When President Obama announced on June 9 that some financial institutions would be allowed to repay Troubled Asset Relief Program dollars, he said the massively expensive TARP bailout had made money for the federal government. "It is worth noting that in the first round of repayments from these [TARP recipients], the government has actually turned a profit," the president said. Indeed, TARP supporters have long held out the hope that the program might be profitable.

But now Rep. Barney Frank, the chairman of the House Financial Services Committee, has come up with a proposal to spend any TARP profits before they can be returned to the taxpayers. Last Friday, Frank introduced the "TARP for Main Street Act of 2009," a bill that would take profits from the program and immediately redirect them toward housing proposals favored by Frank and some fellow Democrats.
As we mused in early April:

One can easily imagine a scenario under which the banks get the screws put to them so tightly that they will not only subscribe to the terms above but also the creation of some new, and permanent, set of governmental programmes which dole out the repaid TARP funds, or a big enough portion of them, for all kinds of social re-engineering programmes.
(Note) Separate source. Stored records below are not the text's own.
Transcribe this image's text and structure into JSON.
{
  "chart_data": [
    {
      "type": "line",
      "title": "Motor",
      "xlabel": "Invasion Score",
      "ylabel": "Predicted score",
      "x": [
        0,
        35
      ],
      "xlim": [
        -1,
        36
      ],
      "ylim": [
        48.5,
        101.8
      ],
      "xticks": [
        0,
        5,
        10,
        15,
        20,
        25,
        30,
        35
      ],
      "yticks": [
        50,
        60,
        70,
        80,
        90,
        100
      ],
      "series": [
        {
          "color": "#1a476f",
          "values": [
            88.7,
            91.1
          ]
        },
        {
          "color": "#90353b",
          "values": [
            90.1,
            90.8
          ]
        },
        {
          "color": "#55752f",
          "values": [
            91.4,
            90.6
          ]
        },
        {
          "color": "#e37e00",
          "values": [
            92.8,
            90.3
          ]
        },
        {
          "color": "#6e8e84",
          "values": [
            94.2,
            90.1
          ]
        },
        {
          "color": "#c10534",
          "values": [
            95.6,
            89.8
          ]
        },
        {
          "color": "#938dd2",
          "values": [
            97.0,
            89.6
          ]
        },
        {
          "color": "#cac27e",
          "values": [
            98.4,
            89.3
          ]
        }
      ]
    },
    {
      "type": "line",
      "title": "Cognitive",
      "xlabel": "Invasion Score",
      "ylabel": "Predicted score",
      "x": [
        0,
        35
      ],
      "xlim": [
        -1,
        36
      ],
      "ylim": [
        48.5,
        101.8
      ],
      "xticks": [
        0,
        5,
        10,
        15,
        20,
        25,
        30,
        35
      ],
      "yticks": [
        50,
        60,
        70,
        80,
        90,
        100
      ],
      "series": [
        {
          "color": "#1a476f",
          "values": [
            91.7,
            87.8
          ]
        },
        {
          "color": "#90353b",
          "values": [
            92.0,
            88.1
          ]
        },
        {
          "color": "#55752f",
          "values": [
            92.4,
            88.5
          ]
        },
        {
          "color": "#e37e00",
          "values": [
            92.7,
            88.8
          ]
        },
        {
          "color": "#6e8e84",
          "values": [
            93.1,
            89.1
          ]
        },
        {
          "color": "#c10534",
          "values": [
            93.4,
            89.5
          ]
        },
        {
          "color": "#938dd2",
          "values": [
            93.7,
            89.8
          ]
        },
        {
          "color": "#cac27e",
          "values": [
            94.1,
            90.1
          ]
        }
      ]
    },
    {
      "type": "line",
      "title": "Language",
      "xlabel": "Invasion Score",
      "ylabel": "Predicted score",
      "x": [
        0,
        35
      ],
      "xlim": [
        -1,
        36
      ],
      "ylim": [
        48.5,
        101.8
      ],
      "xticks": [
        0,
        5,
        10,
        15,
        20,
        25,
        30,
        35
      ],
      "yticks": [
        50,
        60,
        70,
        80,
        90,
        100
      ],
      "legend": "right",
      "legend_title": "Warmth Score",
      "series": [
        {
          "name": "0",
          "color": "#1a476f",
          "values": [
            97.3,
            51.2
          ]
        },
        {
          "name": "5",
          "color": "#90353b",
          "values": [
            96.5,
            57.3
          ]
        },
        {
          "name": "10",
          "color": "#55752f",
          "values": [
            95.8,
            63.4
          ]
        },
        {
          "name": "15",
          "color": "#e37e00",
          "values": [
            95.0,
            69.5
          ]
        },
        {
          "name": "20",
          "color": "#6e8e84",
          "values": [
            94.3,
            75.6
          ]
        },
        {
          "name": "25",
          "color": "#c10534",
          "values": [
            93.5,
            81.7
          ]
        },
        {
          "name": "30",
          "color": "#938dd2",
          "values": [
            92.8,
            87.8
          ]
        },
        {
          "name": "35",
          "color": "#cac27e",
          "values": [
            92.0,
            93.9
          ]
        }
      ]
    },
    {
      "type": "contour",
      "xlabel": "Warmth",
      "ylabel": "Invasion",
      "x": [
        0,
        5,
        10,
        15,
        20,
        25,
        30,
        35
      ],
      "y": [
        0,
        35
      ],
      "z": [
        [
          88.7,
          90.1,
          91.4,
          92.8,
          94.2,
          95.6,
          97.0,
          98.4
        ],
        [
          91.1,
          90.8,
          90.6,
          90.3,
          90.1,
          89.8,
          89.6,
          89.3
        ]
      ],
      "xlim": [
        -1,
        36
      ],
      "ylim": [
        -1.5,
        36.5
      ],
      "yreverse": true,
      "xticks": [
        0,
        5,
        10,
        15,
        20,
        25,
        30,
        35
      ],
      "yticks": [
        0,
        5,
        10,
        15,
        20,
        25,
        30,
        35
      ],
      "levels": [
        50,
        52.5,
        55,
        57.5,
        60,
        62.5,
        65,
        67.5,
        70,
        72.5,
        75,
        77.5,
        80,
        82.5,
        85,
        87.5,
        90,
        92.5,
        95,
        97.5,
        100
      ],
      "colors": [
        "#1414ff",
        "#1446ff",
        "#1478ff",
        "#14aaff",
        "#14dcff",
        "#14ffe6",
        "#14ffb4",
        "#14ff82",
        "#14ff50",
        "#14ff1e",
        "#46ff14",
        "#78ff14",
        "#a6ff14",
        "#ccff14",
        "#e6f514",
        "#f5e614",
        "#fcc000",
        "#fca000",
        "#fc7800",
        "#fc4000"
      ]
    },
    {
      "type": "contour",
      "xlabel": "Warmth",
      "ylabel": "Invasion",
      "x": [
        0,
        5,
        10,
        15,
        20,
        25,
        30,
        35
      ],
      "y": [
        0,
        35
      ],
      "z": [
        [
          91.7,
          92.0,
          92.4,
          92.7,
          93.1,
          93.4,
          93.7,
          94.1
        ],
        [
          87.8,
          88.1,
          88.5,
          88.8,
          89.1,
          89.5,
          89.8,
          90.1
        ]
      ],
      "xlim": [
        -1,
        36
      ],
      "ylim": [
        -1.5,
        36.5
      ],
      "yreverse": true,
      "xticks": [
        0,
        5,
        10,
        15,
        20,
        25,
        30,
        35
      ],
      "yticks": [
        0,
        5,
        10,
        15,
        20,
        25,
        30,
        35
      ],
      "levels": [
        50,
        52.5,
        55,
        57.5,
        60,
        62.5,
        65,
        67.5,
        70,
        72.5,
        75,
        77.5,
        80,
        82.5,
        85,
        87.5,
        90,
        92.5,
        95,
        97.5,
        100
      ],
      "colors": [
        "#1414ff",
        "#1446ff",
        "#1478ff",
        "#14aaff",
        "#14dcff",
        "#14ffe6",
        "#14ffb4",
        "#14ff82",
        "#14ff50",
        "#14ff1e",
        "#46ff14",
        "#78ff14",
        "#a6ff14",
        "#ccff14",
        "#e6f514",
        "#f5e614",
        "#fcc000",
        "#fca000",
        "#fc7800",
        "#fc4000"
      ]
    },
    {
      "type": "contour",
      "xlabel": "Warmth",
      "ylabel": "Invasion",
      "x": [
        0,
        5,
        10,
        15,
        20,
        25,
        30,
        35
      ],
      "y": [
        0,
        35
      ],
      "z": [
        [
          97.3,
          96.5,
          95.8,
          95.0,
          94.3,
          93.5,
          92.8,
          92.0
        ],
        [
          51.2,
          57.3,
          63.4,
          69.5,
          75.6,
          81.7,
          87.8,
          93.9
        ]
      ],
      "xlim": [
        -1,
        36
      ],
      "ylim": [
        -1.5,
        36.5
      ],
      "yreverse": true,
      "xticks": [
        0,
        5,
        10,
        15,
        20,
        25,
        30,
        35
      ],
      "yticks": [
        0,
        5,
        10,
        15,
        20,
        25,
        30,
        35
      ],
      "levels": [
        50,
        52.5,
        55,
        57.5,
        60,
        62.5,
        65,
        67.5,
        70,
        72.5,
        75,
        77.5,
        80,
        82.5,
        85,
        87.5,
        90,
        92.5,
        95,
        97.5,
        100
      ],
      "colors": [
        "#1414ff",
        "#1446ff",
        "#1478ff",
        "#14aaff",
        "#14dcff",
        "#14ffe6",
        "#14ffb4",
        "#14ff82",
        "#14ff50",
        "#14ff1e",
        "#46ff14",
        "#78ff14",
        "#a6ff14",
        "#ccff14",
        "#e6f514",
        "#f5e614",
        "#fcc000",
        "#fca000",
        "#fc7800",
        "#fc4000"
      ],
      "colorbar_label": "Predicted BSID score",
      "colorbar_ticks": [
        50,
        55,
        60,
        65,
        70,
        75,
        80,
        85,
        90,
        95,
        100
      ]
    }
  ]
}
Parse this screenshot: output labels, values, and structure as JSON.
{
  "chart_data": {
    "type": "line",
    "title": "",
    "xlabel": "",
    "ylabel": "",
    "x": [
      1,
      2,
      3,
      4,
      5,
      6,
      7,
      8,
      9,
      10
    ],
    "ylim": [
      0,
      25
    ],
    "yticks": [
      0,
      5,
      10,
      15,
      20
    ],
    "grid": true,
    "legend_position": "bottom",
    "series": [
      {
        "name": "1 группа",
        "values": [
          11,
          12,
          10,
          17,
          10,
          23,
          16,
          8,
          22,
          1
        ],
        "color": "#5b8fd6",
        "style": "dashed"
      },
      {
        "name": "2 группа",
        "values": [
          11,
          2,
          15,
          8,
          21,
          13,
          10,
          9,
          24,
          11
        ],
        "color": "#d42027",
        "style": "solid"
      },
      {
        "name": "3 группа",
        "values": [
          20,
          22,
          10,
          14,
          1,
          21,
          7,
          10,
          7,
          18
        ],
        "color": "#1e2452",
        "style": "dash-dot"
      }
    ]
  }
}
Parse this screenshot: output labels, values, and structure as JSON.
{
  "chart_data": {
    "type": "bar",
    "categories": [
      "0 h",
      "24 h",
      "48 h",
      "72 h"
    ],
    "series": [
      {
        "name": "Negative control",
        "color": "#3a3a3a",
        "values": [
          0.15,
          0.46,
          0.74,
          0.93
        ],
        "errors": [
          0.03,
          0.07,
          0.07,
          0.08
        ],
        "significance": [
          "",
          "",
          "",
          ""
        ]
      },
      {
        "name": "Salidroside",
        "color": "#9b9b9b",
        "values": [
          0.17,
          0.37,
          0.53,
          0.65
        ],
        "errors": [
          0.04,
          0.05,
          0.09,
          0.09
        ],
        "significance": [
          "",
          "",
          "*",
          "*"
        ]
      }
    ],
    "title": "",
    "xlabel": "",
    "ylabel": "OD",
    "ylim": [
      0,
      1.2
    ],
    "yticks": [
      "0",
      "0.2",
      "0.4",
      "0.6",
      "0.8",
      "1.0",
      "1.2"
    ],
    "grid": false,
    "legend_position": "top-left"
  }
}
The governmentalist mindset will think, "We created this new money, why waste it by simply closing out the TARP programme?"

The banks of course will line up squealing with praise for these new programmes and the need to use these repaid TARP funds for the "better social good". And why wouldn't they line up to do so, they will have repaid the TARP funds and removed the government substantially off their backs. The fact that some new social re-engineering programmes have been created and foisted onto the tax-payer in perpetuity makes no difference to the banks, they got rid of their problem.
We continue to watch but appreciate Congressman Frank for starting the process which may confirm our fears.